Can anyone cite five things that have benefitted the people of These United States of America on behalf of the NSA?

As a follow up question, how much taxpayer money was used (including such bribes as the $10 million mentioned in this blog) to get this benefit?

Time to end the NSA! They are completely misguided and worthless.

Geno0wl (profile) says:

What were they thinking?

Even IF, which it is a big if, the NSA didn’t have “malicious” intent it would be an absolutely terrible idea to put a backdoor into the crypto.
I mean it only takes one clever person(or a jaded ex-NSA contractor…) to bring that whole house of cards down. Then not only did you just shoot your company in the foot but you also compromised EVERYBODY else.
At this point I don’t know why anybody in their right mind would use any RSA products if they could go somewhere else, and RSA has nobody to blame for it than themselves.

DannyB (profile) says:

But look at the benefit to the RSA

But the NSA give RSA $10 Million for compromising crypto!

Wouldn’t this be an immediate and justifiable reason for RSA to bend over for the NSA, take the money and run?

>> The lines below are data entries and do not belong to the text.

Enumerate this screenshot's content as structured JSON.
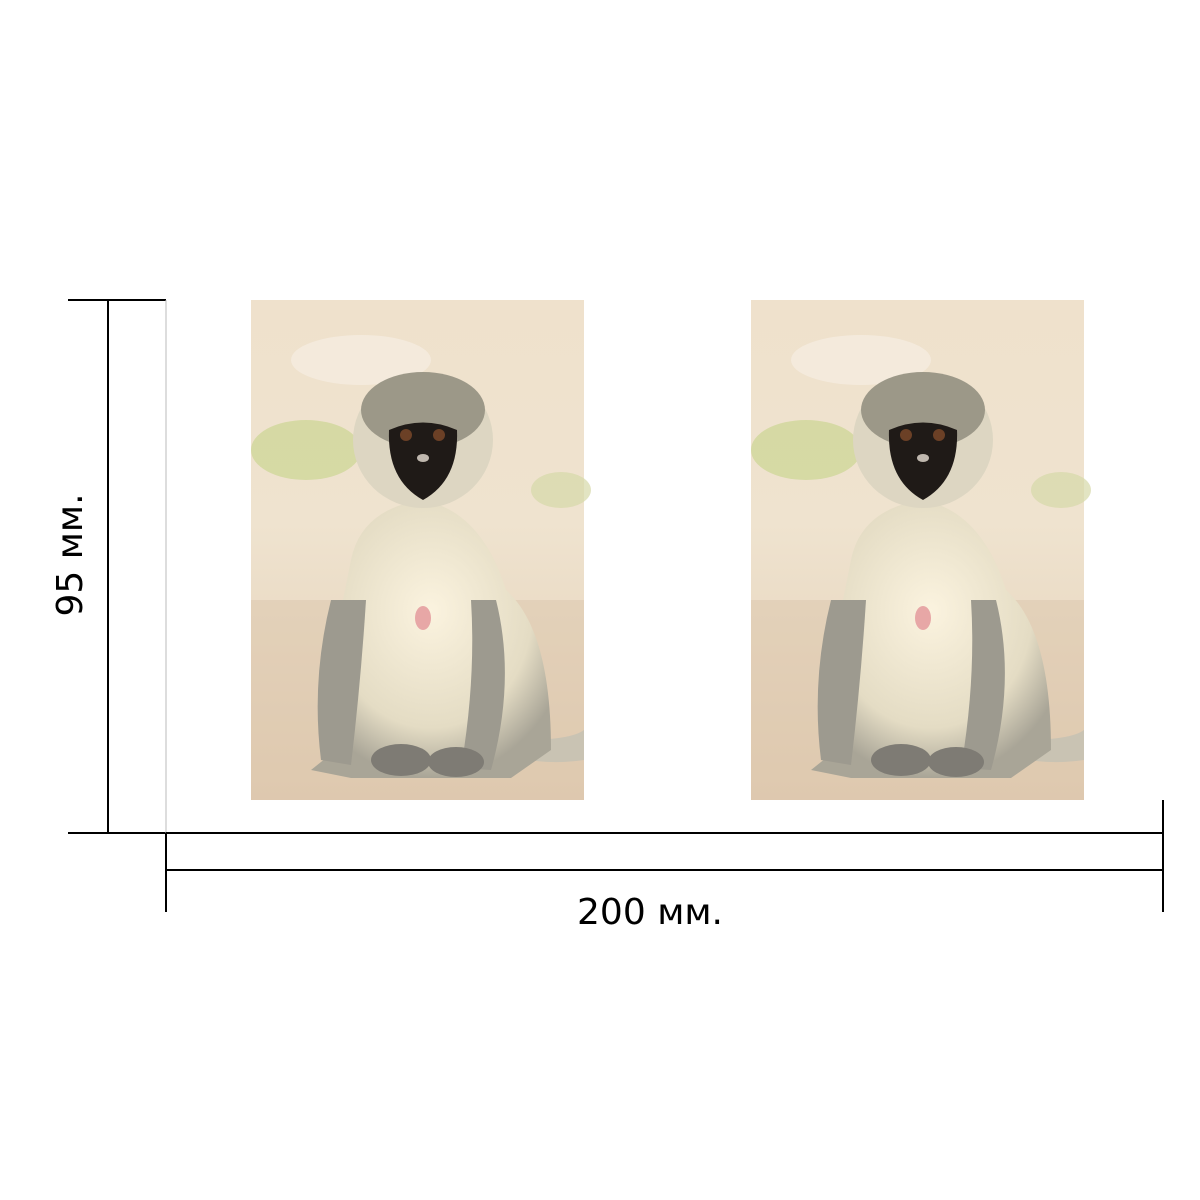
{
  "dimensions": {
    "height": "95 мм.",
    "width": "200 мм."
  }
}
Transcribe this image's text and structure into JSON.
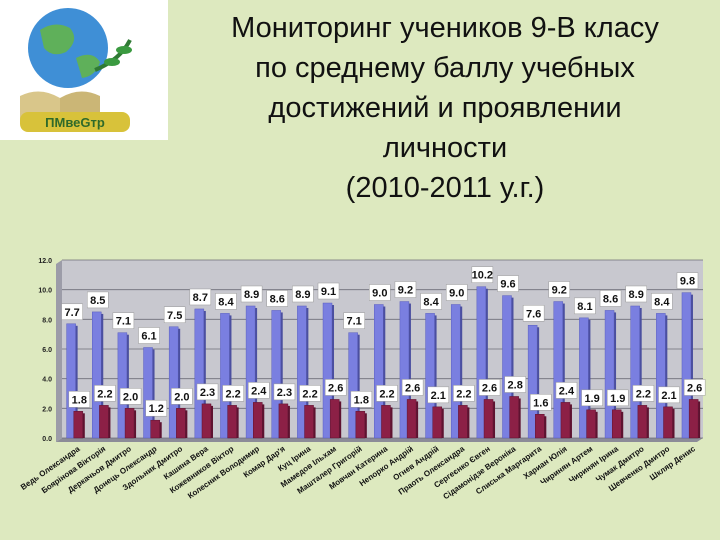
{
  "title_lines": [
    "Мониторинг  учеников 9-В класу",
    "по среднему баллу учебных",
    "достижений и проявлении",
    "личности",
    "(2010-2011 у.г.)"
  ],
  "logo": {
    "text": "ПМвеGтр"
  },
  "colors": {
    "background": "#dde9bf",
    "plot_background": "#c8c8cf",
    "bar_blue": "#7a7fe0",
    "bar_maroon": "#8c2046",
    "label_box": "#ffffff"
  },
  "chart_data": {
    "type": "bar",
    "ylim": [
      0,
      12
    ],
    "yticks": [
      "0.0",
      "2.0",
      "4.0",
      "6.0",
      "8.0",
      "10.0",
      "12.0"
    ],
    "grid": true,
    "categories": [
      "Ведь Олександра",
      "Боярінова Вікторія",
      "Деркачьов Дмитро",
      "Донець Олександр",
      "Здольник Дмитро",
      "Кашина Вера",
      "Кожевников Віктор",
      "Колесник Володимир",
      "Комар Дар'я",
      "Куц Ірина",
      "Мамедов Ільхам",
      "Машталер Григорій",
      "Мовчан Катерина",
      "Непорко Андрій",
      "Огнев Андрій",
      "Праоть Олександра",
      "Сергеєнко Євген",
      "Сідамонідзе Вероніка",
      "Слиська Маргарита",
      "Хариан Юлія",
      "Чиринян Артем",
      "Чиринян Ірина",
      "Чумак Дмитро",
      "Шевченко Дмитро",
      "Шкляр Денис"
    ],
    "series": [
      {
        "values": [
          7.7,
          8.5,
          7.1,
          6.1,
          7.5,
          8.7,
          8.4,
          8.9,
          8.6,
          8.9,
          9.1,
          7.1,
          9.0,
          9.2,
          8.4,
          9.0,
          10.2,
          9.6,
          7.6,
          9.2,
          8.1,
          8.6,
          8.9,
          8.4,
          9.8
        ]
      },
      {
        "values": [
          1.8,
          2.2,
          2.0,
          1.2,
          2.0,
          2.3,
          2.2,
          2.4,
          2.3,
          2.2,
          2.6,
          1.8,
          2.2,
          2.6,
          2.1,
          2.2,
          2.6,
          2.8,
          1.6,
          2.4,
          1.9,
          1.9,
          2.2,
          2.1,
          2.6
        ]
      }
    ]
  }
}
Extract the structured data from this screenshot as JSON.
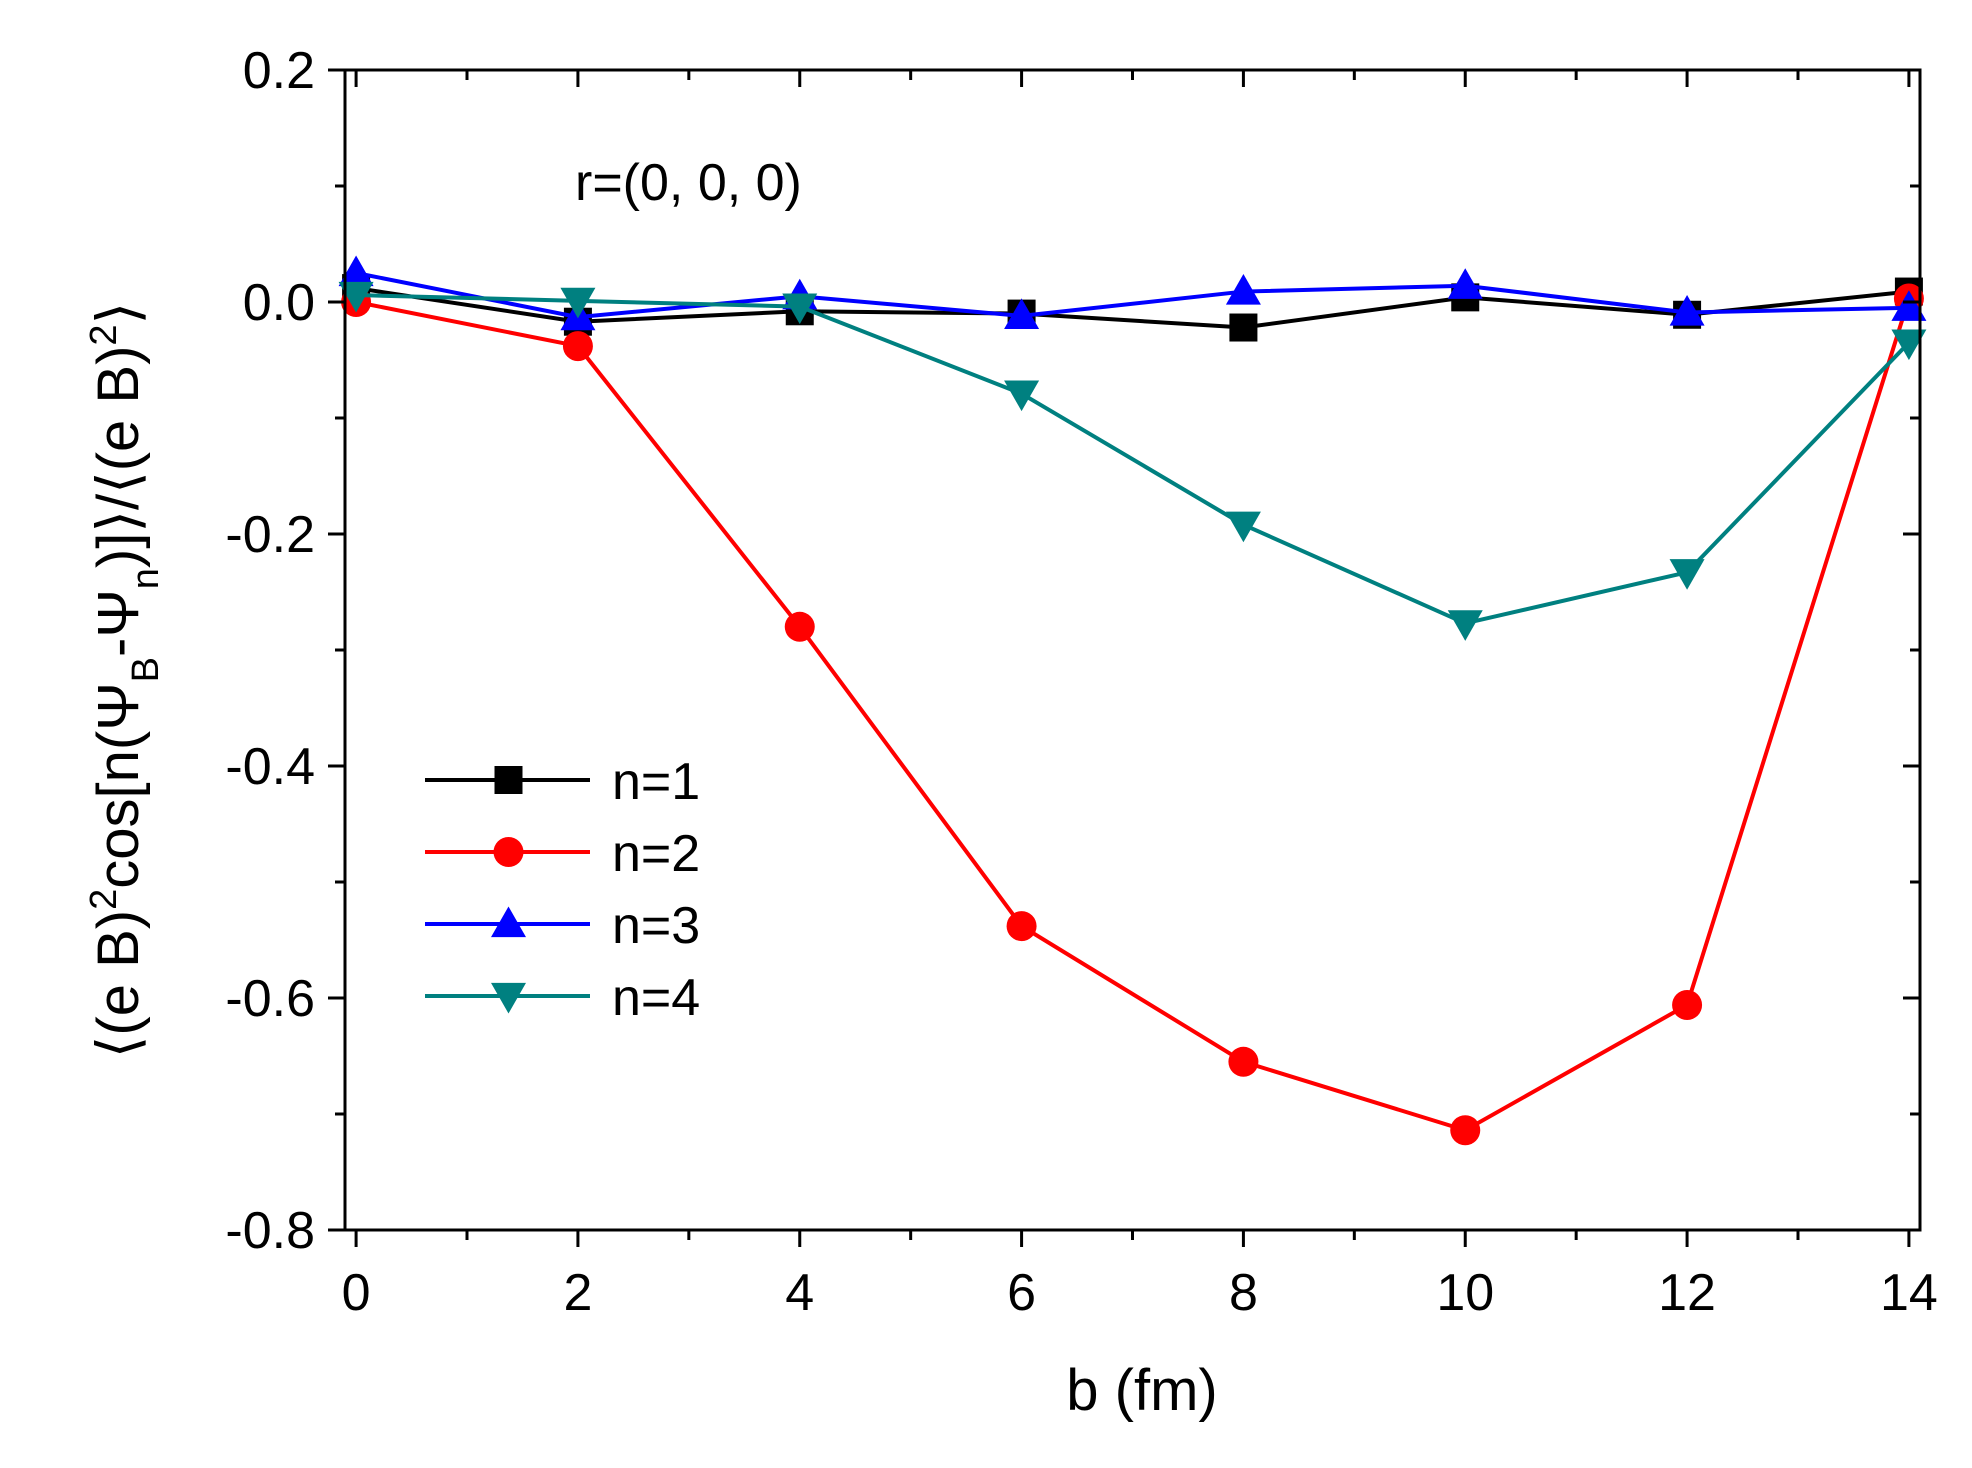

Isn’t short term benefit always more important than long term benefit? Look at Nokia signing an assisted suicide deal with Microsoft. Look at Oculus Rift being acquired by Facebook.

Rikuo (profile) says:

Re: Can EMC sue?

Like others have told me, you can sue for anything, but winning in the actual lawsuit? Different story altogether.
If the US government even allowed the case to move forward, they would just argue that nothing was taken, that RSA still has the standard and can still promote and sell their products, that it’s all legal, blah blah blah.

Rich Kulawiec (profile) says:

The scary part of this...

…is not that these cryptographers discovered this problem. It’s not even that the NSA has been exploiting it for who-knows-what.

The scary part is that maybe someone else did. A long time ago. And elected to do something with it that didn’t include publishing in academic journals or talking to reporters.

Eric Stein (profile) says:

(gasping sound)

Wait, the NSA will do the taking, and no compensation will be given. The $10M seems like a drop in the bucket compared to the losses sustained by people and companies unfortunate enough to use RSA products, yet what has the NSA gained for this deadly (the bodies will be found eventually) sabotage to the US economy. If your job is to protect the country and you think that ruining the economy in a necessary step towards that goal, aren’t you now the mad-dog agency. Here’s another piece: what do you do with tame dogs if you work for US LE?

zip says:

RSA - world's most gullible people?

It’s always amazed me that an organization that specializes in building encryption algorithms would knowingly take advice from an organization that specializes in breaking encryption algorithms — and never suspect any monkey business.

But of course feigning ignorance serves as better damage-control than the alternate possibility: that RSA knew the deal smelled fishy, but chose to take the money with one hand while holding their nose with the other.

Feldie47 (profile) says:

Hmmm. Should I think twice the next time I bank online, or buy something online? RSA broken? Credit card encryption still valid? Did the NSA get to do what so many hackers failed to do? Bring down all monetary transactions on the internet? Remember the discussions decades ago about breaking the encryption? 64 bits then 128, then 256. Where exactly does that put us now?